Week 11
Today's Topics:
○ Biotechnology
Announcements:
○ Exam: 16/1/07
Lecture Topic:
○ What is it? The use of microorganisms, usually on a large scale, to produce valuable products (eg beer, cheese, antibiotics)
○ These are usually enhancements of natural reactions, amplified for better yield.
○ Genetic manipulation now permits production of products that microorganisms do not naturally produce.
○ Main organisms used:
§ Fungi (yeasts & moulds)
§ Streptomyces spp.
§ Escherichia coli
§ Bacillus subtilis
○ Microorganisms are often altered by mutation or recombination, to achieve high metabolic specialisation.
○ Requirements:
§ Must be able to grow on large scale
§ Should grow rapidly, and yield product in a short time
§ Must be able to grow on cheap culture, ideally waste from another process.
§ Should be amenable to GM.
§ Must not be pathogenic
○ Examples:
§ Antibiotics
§ Vitamins
§ Enzymes
§ Alcohol
§ Vinegar
§ Bioconversion
○ Primary Metabolites
§ Produced during growth of culture (eg ethanol)
§ Result of growth
○ Secondary Metabolites
§ Produced at end of growth - at, near, or in, stationary phase.
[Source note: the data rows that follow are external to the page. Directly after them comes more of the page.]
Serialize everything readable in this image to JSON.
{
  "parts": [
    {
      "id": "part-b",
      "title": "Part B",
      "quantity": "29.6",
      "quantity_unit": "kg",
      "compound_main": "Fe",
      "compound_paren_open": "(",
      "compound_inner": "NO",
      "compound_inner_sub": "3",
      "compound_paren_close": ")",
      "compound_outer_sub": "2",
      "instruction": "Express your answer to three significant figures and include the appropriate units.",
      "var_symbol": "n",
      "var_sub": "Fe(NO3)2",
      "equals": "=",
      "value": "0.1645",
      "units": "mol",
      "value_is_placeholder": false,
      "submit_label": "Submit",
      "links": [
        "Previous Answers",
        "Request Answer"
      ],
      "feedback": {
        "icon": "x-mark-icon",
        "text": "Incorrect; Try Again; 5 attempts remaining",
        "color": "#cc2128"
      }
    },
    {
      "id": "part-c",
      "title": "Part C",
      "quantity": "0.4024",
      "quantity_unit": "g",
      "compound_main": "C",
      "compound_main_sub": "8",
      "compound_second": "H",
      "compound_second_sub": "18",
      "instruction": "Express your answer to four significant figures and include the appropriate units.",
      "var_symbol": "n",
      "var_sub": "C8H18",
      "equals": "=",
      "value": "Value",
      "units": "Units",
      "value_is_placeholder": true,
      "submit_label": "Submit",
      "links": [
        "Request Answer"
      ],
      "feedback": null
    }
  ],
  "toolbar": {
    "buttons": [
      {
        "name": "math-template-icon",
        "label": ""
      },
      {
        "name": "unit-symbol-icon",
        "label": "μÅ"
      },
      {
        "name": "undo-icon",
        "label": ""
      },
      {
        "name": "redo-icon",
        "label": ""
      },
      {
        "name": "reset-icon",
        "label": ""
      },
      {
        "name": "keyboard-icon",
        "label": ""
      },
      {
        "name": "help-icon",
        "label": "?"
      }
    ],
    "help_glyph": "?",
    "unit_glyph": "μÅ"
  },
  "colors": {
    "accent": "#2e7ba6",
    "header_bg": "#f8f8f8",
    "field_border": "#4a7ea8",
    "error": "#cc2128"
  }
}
§ Survival mechanism (eg antibiotics, to kill off competing organisms, or enzymes to free up more food)
§ Not essential for growth & reproduction
§ Dependent on growth conditions (especially medium)
§ Often possible to get massive overproduction.
○ Vessels used are called fermentors, and often hold hundreds of thousands of litres.
○ Two classes: ærobic and anærobic.
○ Antibiotics:
§ Substance produced by microorganisms that kill or inhibit others.
§ Most useful antibiotics produced by filamentous fungi and by Actinomycete group (eg Streptomyces spp.)
○ Penicillin
§ Original: Penicillium notatum - low yield (1-10μgcm-3)
§ 1943: Penicillium chrysogenum, further improved
§ Now Penicillium chrysogenum, in aerobic stirred fermentors (50,000μgcm-3)
○ β-lactam antibiotics: Penicillin & its relatives.
§ Biosynthetic penicillins: result of biosynthesis
§ Semisynthetic penicillins: chemically modified
§ Interfere with cell wall production.
○ Vitamins & amino acids
§ Most made by chemical synthesis
§ A few are too complex for this, eg B12 (Propionibacterium spp. & Pseudomonas spp.), and riboflavin (Ashbya gossypii)
§ Amino acids are regulated by inhibitory feedback - mutant species resist this inhibition, and thus overproduce. (Eg use of S-aminoethylcysteine to produce resistant species, where lysine will not inhibit production by aspartokinase).
○ Extracellular enzymes (excreted into medium)
§ Capable of digesting e.g. cellulose & starch
§ Useful in food, pharmaceutical & textile industries
§ Proteases and lipases from alkaliphilic Bacillus lichenformis used in detergents (e.g. biological washing powders)
§ Amylases and glucoamylases: production of glucose from starch.
○ Microbial bioconversion - biotransformation
§ Used for specific reactions beyond organic chemistry
§ E.g. Rhizopus nigricans converts progesterone to 11α-hydroxyprogesterone, which is then converted chemically to hydroxycortisone and then cortisone.
○ Genetically engineered microorganisms
§ E.g. use of E. coli to produce human growth hormone & insulin
§ Contain gene from another organism
§ Grow rapidly on simple media
§ Produce massive amounts of blood proteins, hormones, etc.
§ Main hosts: Escherichia coli, Bacillus subtilis, Saccharomyces cerevisiae.
§ Work from mRNA (to avoid introns), and use reverse transcriptase to make DNA, and then ligate this into a plasmid.
○ Vaccines
§ Killed or attenuated pathogens (or fractions) that produce immunity.
§ Body develops antibodies against surface proteins
§ Genetically engineered antigens
□ Cheaper
□ Easier to purify
□ Free from other proteins
§ E.g. Hepatitis B antigen cloned into S. cerevisiae
○ BT toxin
§ Ulcerates gut wall in larvae
§ Gene transferred to P. flourescens, which inhabits rhizosphere. Innoculation protects roots from pests.
§ Then transferred to plants
§ Constant exposure stimulated BT resistant pests.
○ Herbicide resistance:
§ E.g. gene for resistance to glyphosate transferred into plants, to allow glyphosate to be used to suppress pests without affecting crop.